Summary
Scope of work TASC was commissioned to review the nutritional information and analysis systems (NIS) including indicators, data collection, analysis and use in Yemen through a situation analysis. The mandate aimed to systematically identify factors that influence the collection, analysis, dissemination and use of up-to-date, accurate and representative nutritional information in Yemen through in-depth consultations with relevant stakeholders and an additional desk review. The results of this exercise are intended to help stakeholders clearly define a set of sequential actions (immediate, short-term, and long-term) to address key challenges and obstacles in the NIS in order to improve overall availability, quality, analysis, and improvement of files.
Food programming in Yemen The amount of food aid in Yemen has increased every year from 2016 to 2019, with preliminary data from the Financial Tracking Service of the United Nations Office for the Coordination of Humanitarian Affairs (UNOCHA) showing a decrease in funding in 2020. In late January 2021, UN OCHA reported that $ 1.9 billion, 56 percent of the $ 3.38 billion needed for the overall 2020 Humanitarian Response Plan, was provided by international donors. 1 Nonetheless, humanitarian aid in Yemen remains the world’s largest humanitarian aid in history. The nutrition cluster in Yemen is led by the United Nations Children’s Fund (UNICEF) and jointly led by the Ministry of Public Health and Population (MOPHP). In October 2020 there were 42 active implementing partners of the Nutrition Cluster, including 17 national non-governmental organizations (NGOs), 20 international NGOs, four United Nations (UN) organizations and a government agency.

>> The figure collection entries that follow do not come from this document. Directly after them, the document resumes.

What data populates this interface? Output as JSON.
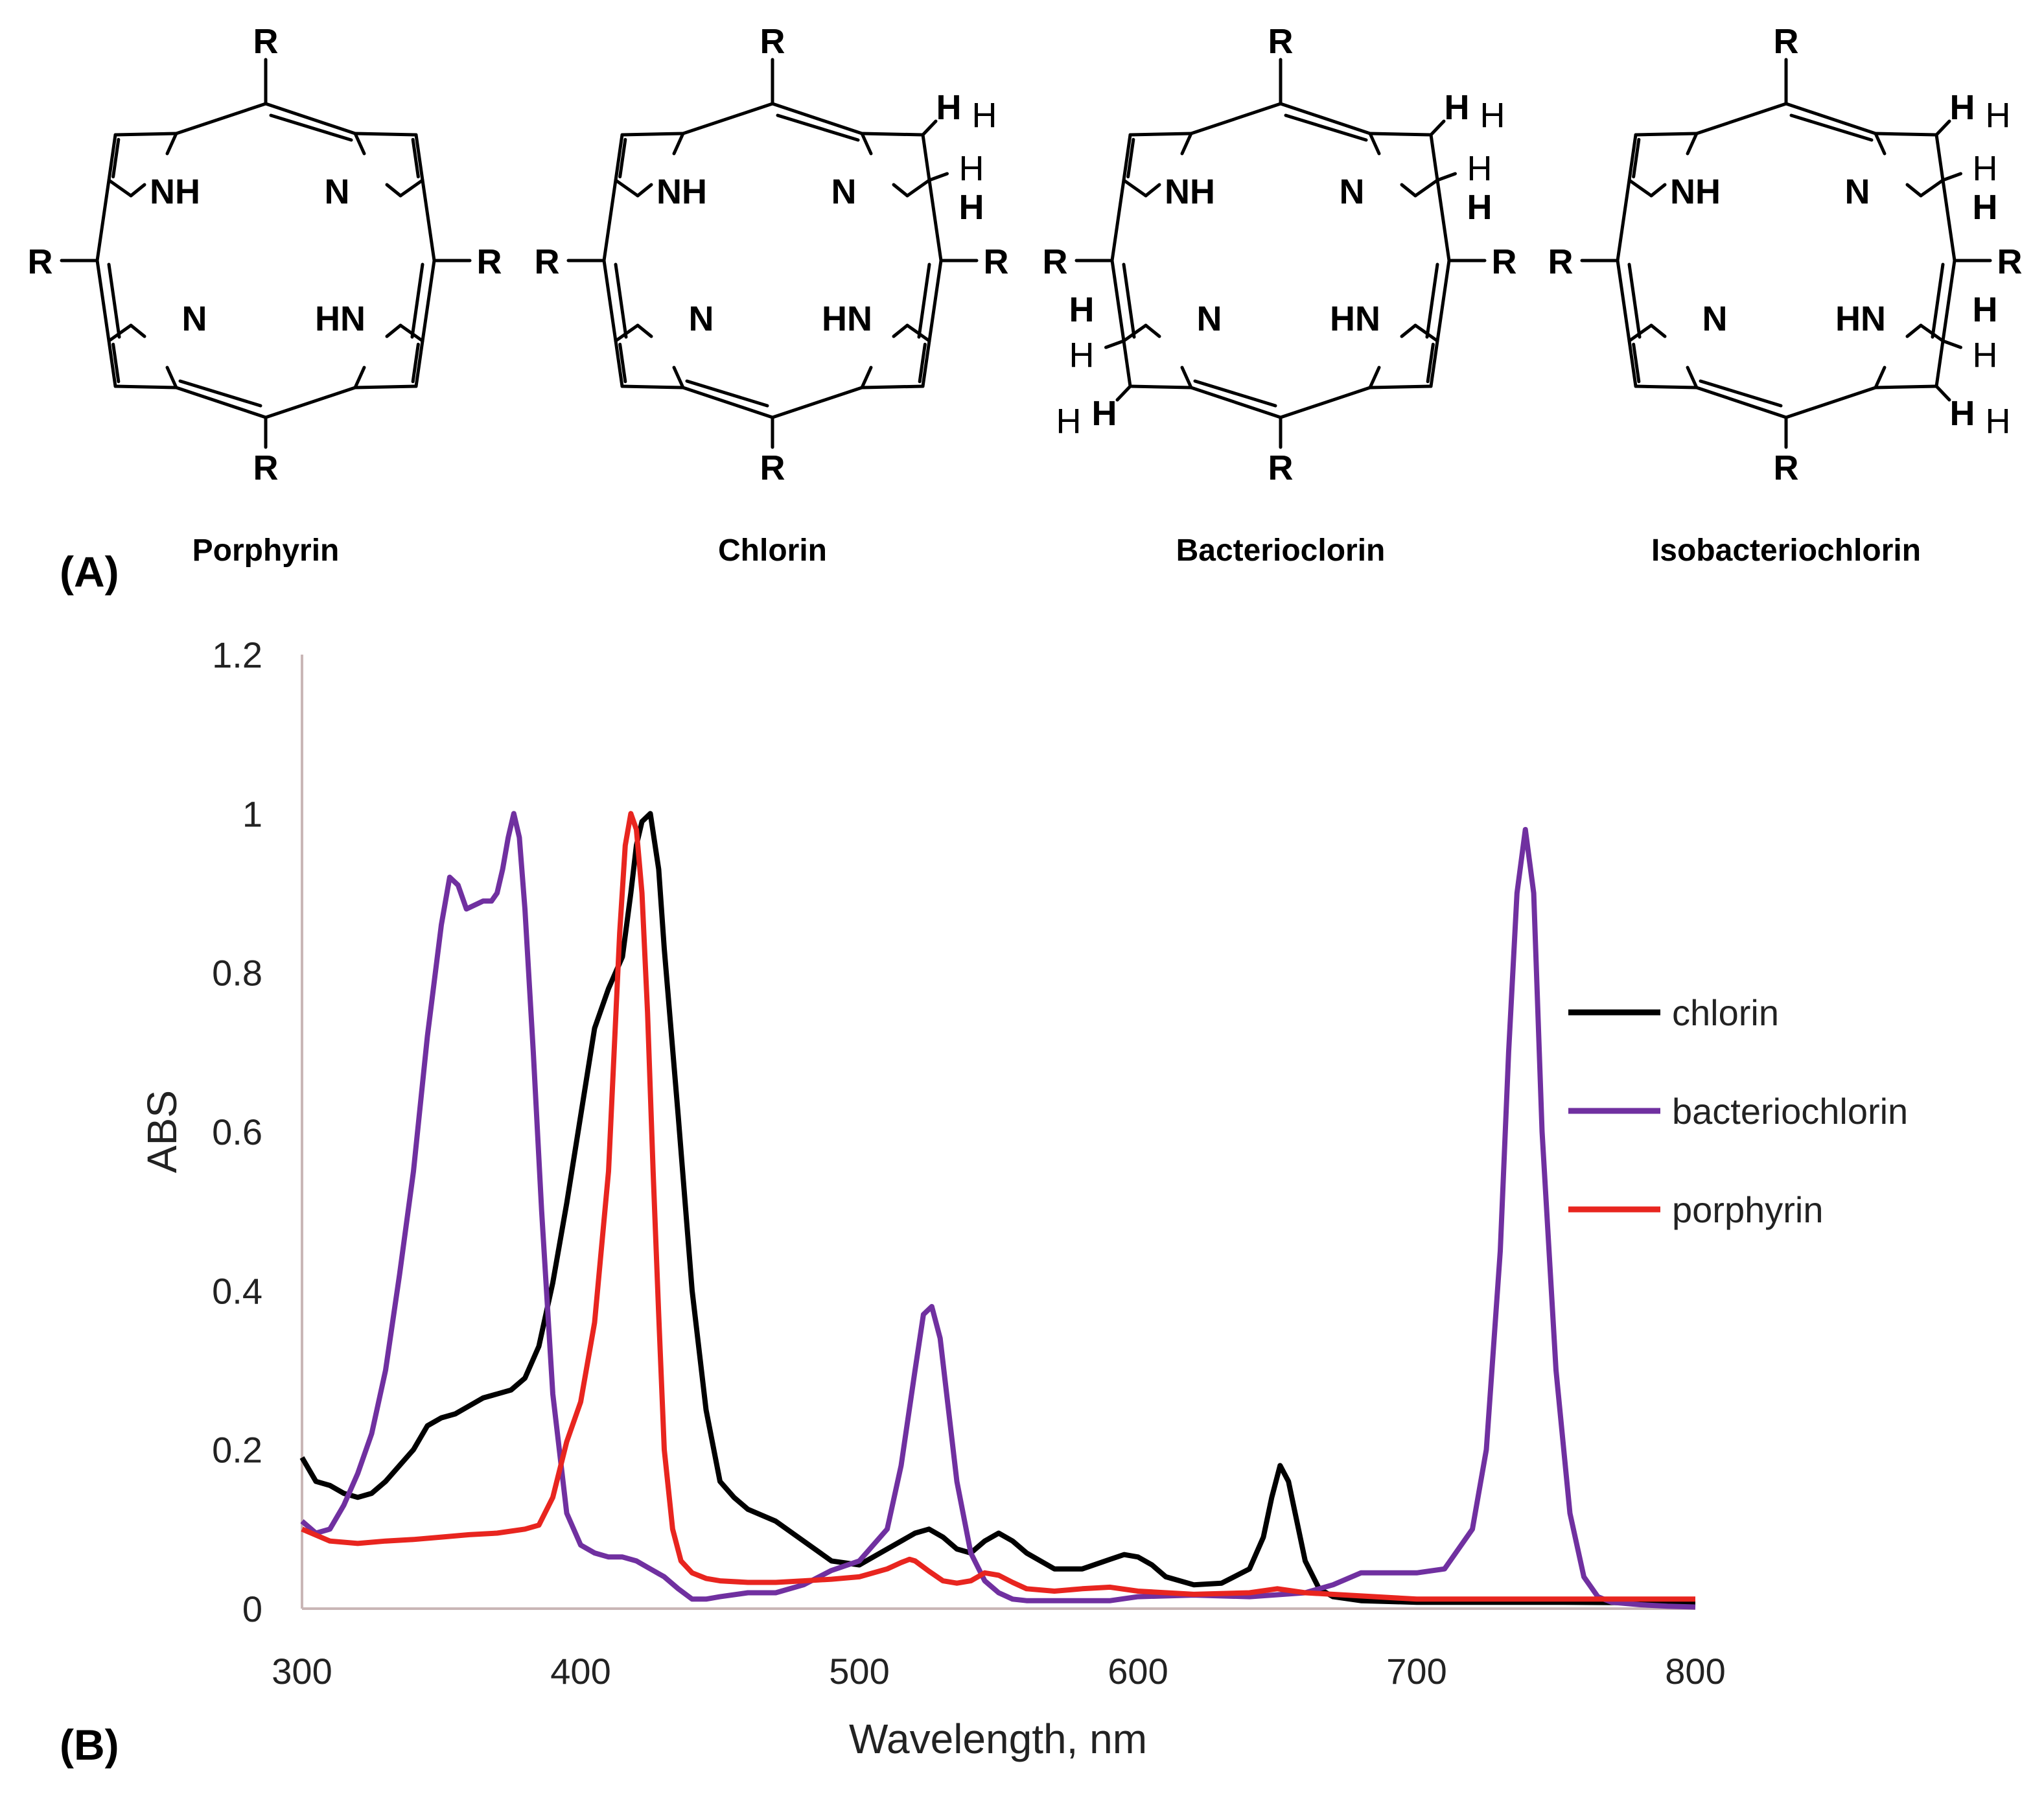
{
  "panels": {
    "a_label": "(A)",
    "b_label": "(B)"
  },
  "molecules": [
    {
      "name": "Porphyrin",
      "reduced": []
    },
    {
      "name": "Chlorin",
      "reduced": [
        "tr"
      ]
    },
    {
      "name": "Bacterioclorin",
      "reduced": [
        "tr",
        "bl"
      ]
    },
    {
      "name": "Isobacteriochlorin",
      "reduced": [
        "tr",
        "br"
      ]
    }
  ],
  "atom_labels": {
    "nh": "NH",
    "n": "N",
    "hn": "HN",
    "r": "R",
    "h": "H"
  },
  "chart_data": {
    "type": "line",
    "xlabel": "Wavelength, nm",
    "ylabel": "ABS",
    "xlim": [
      300,
      800
    ],
    "ylim": [
      0,
      1.2
    ],
    "xticks": [
      300,
      400,
      500,
      600,
      700,
      800
    ],
    "yticks": [
      0,
      0.2,
      0.4,
      0.6,
      0.8,
      1,
      1.2
    ],
    "ytick_labels": [
      "0",
      "0.2",
      "0.4",
      "0.6",
      "0.8",
      "1",
      "1.2"
    ],
    "grid": false,
    "legend_position": "right",
    "series": [
      {
        "name": "chlorin",
        "color": "#000000",
        "x": [
          300,
          305,
          310,
          315,
          320,
          325,
          330,
          335,
          340,
          345,
          350,
          355,
          360,
          365,
          370,
          375,
          380,
          385,
          390,
          395,
          400,
          405,
          410,
          415,
          418,
          420,
          422,
          425,
          428,
          430,
          435,
          440,
          445,
          450,
          455,
          460,
          470,
          480,
          490,
          500,
          510,
          520,
          525,
          530,
          535,
          540,
          545,
          550,
          555,
          560,
          570,
          580,
          590,
          595,
          600,
          605,
          610,
          620,
          630,
          640,
          645,
          648,
          651,
          654,
          657,
          660,
          665,
          670,
          680,
          700,
          750,
          800
        ],
        "y": [
          0.19,
          0.16,
          0.155,
          0.145,
          0.14,
          0.145,
          0.16,
          0.18,
          0.2,
          0.23,
          0.24,
          0.245,
          0.255,
          0.265,
          0.27,
          0.275,
          0.29,
          0.33,
          0.41,
          0.51,
          0.62,
          0.73,
          0.78,
          0.82,
          0.9,
          0.96,
          0.99,
          1.0,
          0.93,
          0.83,
          0.62,
          0.4,
          0.25,
          0.16,
          0.14,
          0.125,
          0.11,
          0.085,
          0.06,
          0.055,
          0.075,
          0.095,
          0.1,
          0.09,
          0.075,
          0.07,
          0.085,
          0.095,
          0.085,
          0.07,
          0.05,
          0.05,
          0.062,
          0.068,
          0.065,
          0.055,
          0.04,
          0.03,
          0.032,
          0.05,
          0.09,
          0.14,
          0.18,
          0.16,
          0.11,
          0.06,
          0.025,
          0.015,
          0.01,
          0.008,
          0.008,
          0.007
        ]
      },
      {
        "name": "bacteriochlorin",
        "color": "#7030a0",
        "x": [
          300,
          305,
          310,
          315,
          320,
          325,
          330,
          335,
          340,
          345,
          350,
          353,
          356,
          359,
          362,
          365,
          368,
          370,
          372,
          374,
          376,
          378,
          380,
          383,
          386,
          390,
          395,
          400,
          405,
          410,
          415,
          420,
          425,
          430,
          435,
          440,
          445,
          450,
          460,
          470,
          480,
          490,
          500,
          510,
          515,
          520,
          523,
          526,
          529,
          532,
          535,
          540,
          545,
          550,
          555,
          560,
          570,
          580,
          590,
          600,
          620,
          640,
          660,
          670,
          680,
          690,
          700,
          710,
          720,
          725,
          730,
          733,
          736,
          739,
          742,
          745,
          750,
          755,
          760,
          765,
          770,
          780,
          790,
          800
        ],
        "y": [
          0.11,
          0.095,
          0.1,
          0.13,
          0.17,
          0.22,
          0.3,
          0.42,
          0.55,
          0.72,
          0.86,
          0.92,
          0.91,
          0.88,
          0.885,
          0.89,
          0.89,
          0.9,
          0.93,
          0.97,
          1.0,
          0.97,
          0.88,
          0.7,
          0.5,
          0.27,
          0.12,
          0.08,
          0.07,
          0.065,
          0.065,
          0.06,
          0.05,
          0.04,
          0.025,
          0.012,
          0.012,
          0.015,
          0.02,
          0.02,
          0.03,
          0.048,
          0.06,
          0.1,
          0.18,
          0.3,
          0.37,
          0.38,
          0.34,
          0.25,
          0.16,
          0.07,
          0.035,
          0.02,
          0.012,
          0.01,
          0.01,
          0.01,
          0.01,
          0.015,
          0.017,
          0.015,
          0.02,
          0.03,
          0.045,
          0.045,
          0.045,
          0.05,
          0.1,
          0.2,
          0.45,
          0.7,
          0.9,
          0.98,
          0.9,
          0.6,
          0.3,
          0.12,
          0.04,
          0.015,
          0.008,
          0.005,
          0.003,
          0.002
        ]
      },
      {
        "name": "porphyrin",
        "color": "#e8251f",
        "x": [
          300,
          310,
          320,
          330,
          340,
          350,
          360,
          370,
          380,
          385,
          390,
          395,
          400,
          405,
          410,
          412,
          414,
          416,
          418,
          420,
          422,
          424,
          426,
          428,
          430,
          433,
          436,
          440,
          445,
          450,
          460,
          470,
          480,
          490,
          500,
          510,
          515,
          518,
          520,
          525,
          530,
          535,
          540,
          545,
          550,
          555,
          560,
          570,
          580,
          590,
          600,
          620,
          640,
          650,
          660,
          700,
          750,
          800
        ],
        "y": [
          0.1,
          0.085,
          0.082,
          0.085,
          0.087,
          0.09,
          0.093,
          0.095,
          0.1,
          0.105,
          0.14,
          0.21,
          0.26,
          0.36,
          0.55,
          0.7,
          0.85,
          0.96,
          1.0,
          0.98,
          0.9,
          0.75,
          0.55,
          0.37,
          0.2,
          0.1,
          0.06,
          0.045,
          0.038,
          0.035,
          0.033,
          0.033,
          0.035,
          0.037,
          0.04,
          0.05,
          0.058,
          0.062,
          0.06,
          0.047,
          0.035,
          0.032,
          0.035,
          0.045,
          0.042,
          0.033,
          0.025,
          0.022,
          0.025,
          0.027,
          0.022,
          0.018,
          0.02,
          0.025,
          0.02,
          0.012,
          0.012,
          0.012
        ]
      }
    ]
  }
}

An important part of the nutrition program in Yemen is Community Management of Acute Malnutrition (CMAM), which is managed at the health facility level with some community and mobile services. CMAM includes: the treatment of moderate acute malnutrition (MAM) through both an outpatient targeted supplementary nutrition program (TSFP), the treatment of severe acute malnutrition (SAM) without complications through an outpatient therapeutic treatment program (OTP), and the treatment of SAM with complications through an inpatient therapeutic program Nutrition Center (TFC) program also known as “Stabilization Centers (SC)” in hospitals. and some health centers and by mobilizing the community through the community health and nutrition volunteers. In addition, some health facilities have infant and toddler nutrition corners (IYCF), counseling and breastfeeding support, as well as nutritional preventive services such as the Blanket Supplementary Feeding Program (BSFP) and micronutrient interventions, including micronutrient supplement services – such as iron folic acid (IFA) nutritional supplements for pregnant women, and vitamin A. Micronutrient Powder (MNP) food supplement.